More than half of regulated organisations in the UK are unprepared to meet amendments to the government’s money laundering regulations, according to a survey by compliance education business VinciWorks.
The survey found that 57% of firms in the UK’s regulated sectors said they had either not started preparing for the Money Laundering and Terrorist Financing (Amendment) Regulations 2026, or were unsure of their current position. Just 4% of respondents said they had new policies that were ready to go ahead of the amendments coming into force, either later this month or in early July.
Despite that lack of preparedness, 77% of respondents were fairly or very confident that their current anti-money laundering (AML) training could quickly adapt to the changes. VinciWorks believes that discrepancy between feeling confident and not being ready could trip organisations up.
Nick Henderson-Mayo, head of compliance at VinciWorks, said: “The confidence figures look reassuring until you set them alongside the readiness data… That gap could be where firms get caught. Regulators do not accept good intentions as a defence. They look for evidence of what was in place, when it was updated and whether staff actually understood it. With these regulations potentially coming into force in the coming weeks, the window to act is short.”
VinciWorks says organisations that fail to update their policies and controls before the new rules come into force risk regulatory scrutiny and enforcement action.

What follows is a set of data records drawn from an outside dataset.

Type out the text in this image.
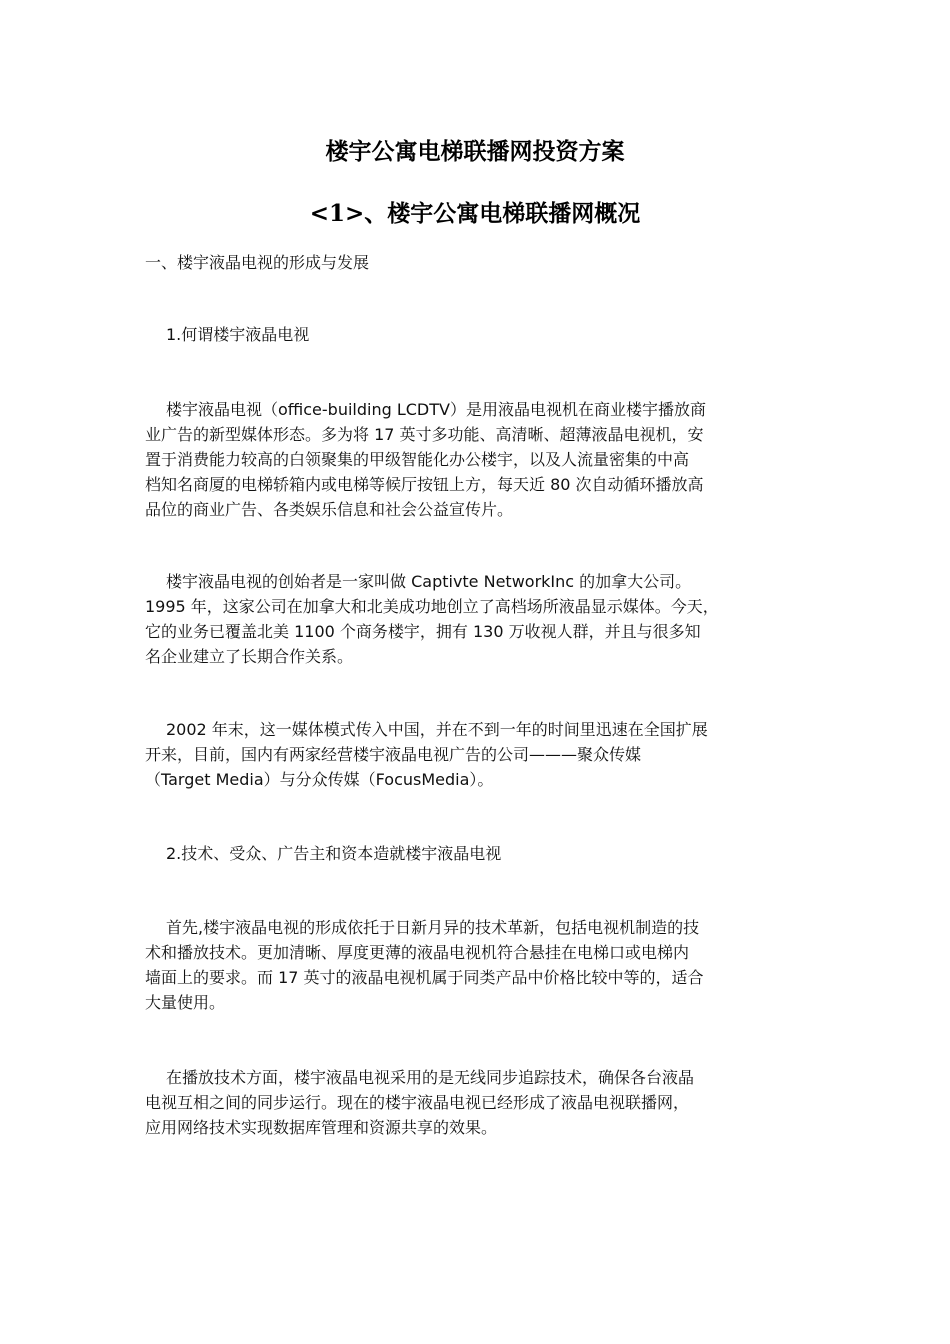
楼宇公寓电梯联播网投资方案
<1>、楼宇公寓电梯联播网概况
一、楼宇液晶电视的形成与发展
1.何谓楼宇液晶电视
楼宇液晶电视（office-building LCDTV）是用液晶电视机在商业楼宇播放商
业广告的新型媒体形态。多为将 17 英寸多功能、高清晰、超薄液晶电视机，安
置于消费能力较高的白领聚集的甲级智能化办公楼宇，以及人流量密集的中高
档知名商厦的电梯轿箱内或电梯等候厅按钮上方，每天近 80 次自动循环播放高
品位的商业广告、各类娱乐信息和社会公益宣传片。
楼宇液晶电视的创始者是一家叫做 Captivte NetworkInc 的加拿大公司。
1995 年，这家公司在加拿大和北美成功地创立了高档场所液晶显示媒体。今天，
它的业务已覆盖北美 1100 个商务楼宇，拥有 130 万收视人群，并且与很多知
名企业建立了长期合作关系。
2002 年末，这一媒体模式传入中国，并在不到一年的时间里迅速在全国扩展
开来，目前，国内有两家经营楼宇液晶电视广告的公司———聚众传媒
（Target Media）与分众传媒（FocusMedia）。
2.技术、受众、广告主和资本造就楼宇液晶电视
首先,楼宇液晶电视的形成依托于日新月异的技术革新，包括电视机制造的技
术和播放技术。更加清晰、厚度更薄的液晶电视机符合悬挂在电梯口或电梯内
墙面上的要求。而 17 英寸的液晶电视机属于同类产品中价格比较中等的，适合
大量使用。
在播放技术方面，楼宇液晶电视采用的是无线同步追踪技术，确保各台液晶
电视互相之间的同步运行。现在的楼宇液晶电视已经形成了液晶电视联播网，
应用网络技术实现数据库管理和资源共享的效果。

The survey also showed that while 43% of respondents at regulated organisations always treat cryptocurrency transactions as high risk for AML purposes, one in eight respondents have no clear position on crypto risk.

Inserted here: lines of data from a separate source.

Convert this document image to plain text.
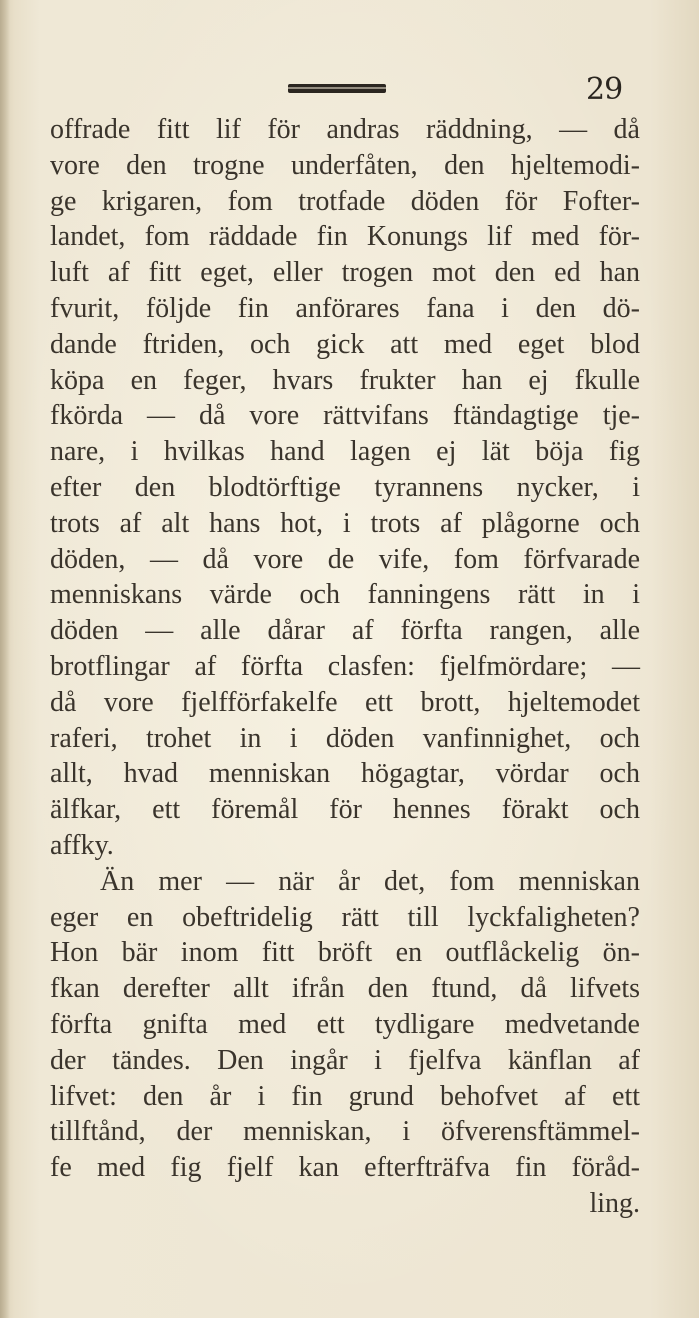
29
offrade fitt lif för andras räddning, — då
vore den trogne underfåten, den hjeltemodi-
ge krigaren, fom trotfade döden för Fofter-
landet, fom räddade fin Konungs lif med för-
luft af fitt eget, eller trogen mot den ed han
fvurit, följde fin anförares fana i den dö-
dande ftriden, och gick att med eget blod
köpa en feger, hvars frukter han ej fkulle
fkörda — då vore rättvifans ftändagtige tje-
nare, i hvilkas hand lagen ej lät böja fig
efter den blodtörftige tyrannens nycker, i
trots af alt hans hot, i trots af plågorne och
döden, — då vore de vife, fom förfvarade
menniskans värde och fanningens rätt in i
döden — alle dårar af förfta rangen, alle
brotflingar af förfta clasfen: fjelfmördare; —
då vore fjelfförfakelfe ett brott, hjeltemodet
raferi, trohet in i döden vanfinnighet, och
allt, hvad menniskan högagtar, vördar och
älfkar, ett föremål för hennes förakt och
affky.
Än mer — när år det, fom menniskan
eger en obeftridelig rätt till lyckfaligheten?
Hon bär inom fitt bröft en outflåckelig ön-
fkan derefter allt ifrån den ftund, då lifvets
förfta gnifta med ett tydligare medvetande
der tändes. Den ingår i fjelfva känflan af
lifvet: den år i fin grund behofvet af ett
tillftånd, der menniskan, i öfverensftämmel-
fe med fig fjelf kan efterfträfva fin föråd-
ling.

Ruth Mittelmann-Cohen, head of legal compliance at VinciWorks, said: “Crypto is a significant concern even for firms without specific exposure, and the 2026 amendments reflect that. Firms that still have no clear position on how they treat crypto are leaving a visible gap in their risk framework.

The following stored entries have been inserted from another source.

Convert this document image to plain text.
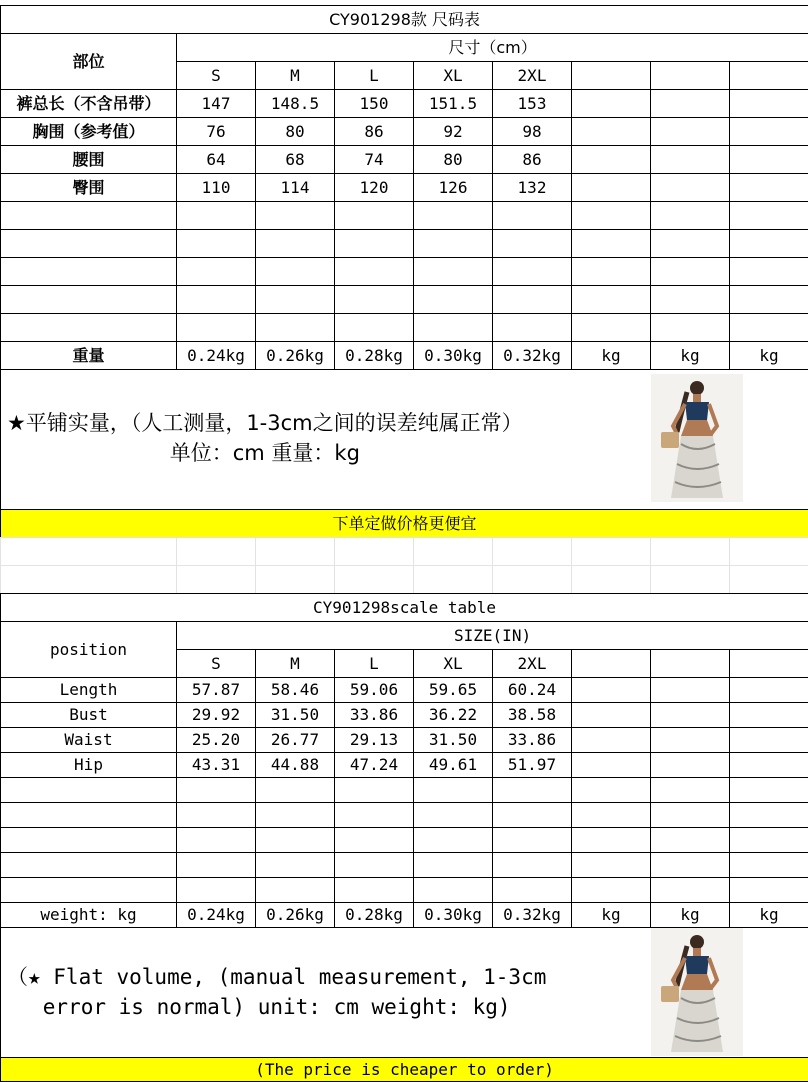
CY901298款 尺码表								
部位	尺寸（cm）							
	S	M	L	XL	2XL			
裤总长（不含吊带）	147	148.5	150	151.5	153			
胸围（参考值）	76	80	86	92	98			
腰围	64	68	74	80	86			
臀围	110	114	120	126	132			

重量	0.24kg	0.26kg	0.28kg	0.30kg	0.32kg	kg	kg	kg

★平铺实量，（人工测量，1-3cm之间的误差纯属正常）
单位：cm 重量：kg								

下单定做价格更便宜								

CY901298scale table								
position	SIZE(IN)							
	S	M	L	XL	2XL			
Length	57.87	58.46	59.06	59.65	60.24			
Bust	29.92	31.50	33.86	36.22	38.58			
Waist	25.20	26.77	29.13	31.50	33.86			
Hip	43.31	44.88	47.24	49.61	51.97			

weight: kg	0.24kg	0.26kg	0.28kg	0.30kg	0.32kg	kg	kg	kg

（★ Flat volume, (manual measurement, 1-3cm
error is normal) unit: cm weight: kg)								

(The price is cheaper to order)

“Firms need to be ready to assess crypto risk in source of wealth and funds checks, as well as consider the risk of tax evasion concerns unless the cryptocurrency in question has a proper audit trail behind it.”
The UK government is also planning to instal the Financial Conduct Authority as a single AML supervisor for the entire professional services sector, which would bring more data-led, governance-heavy oversight, VinciWorks says.
Henderson-Mayo added: “Even with a range of minor or technical changes such as these, the risk for firms is having out-of-date policies that could catch them out. If your policies still have euro thresholds after the changes are in force, that shows regulatory things are out of date and could prompt further action.”
The survey was based on responses from 334 compliance professionals across the UK’s regulated sectors.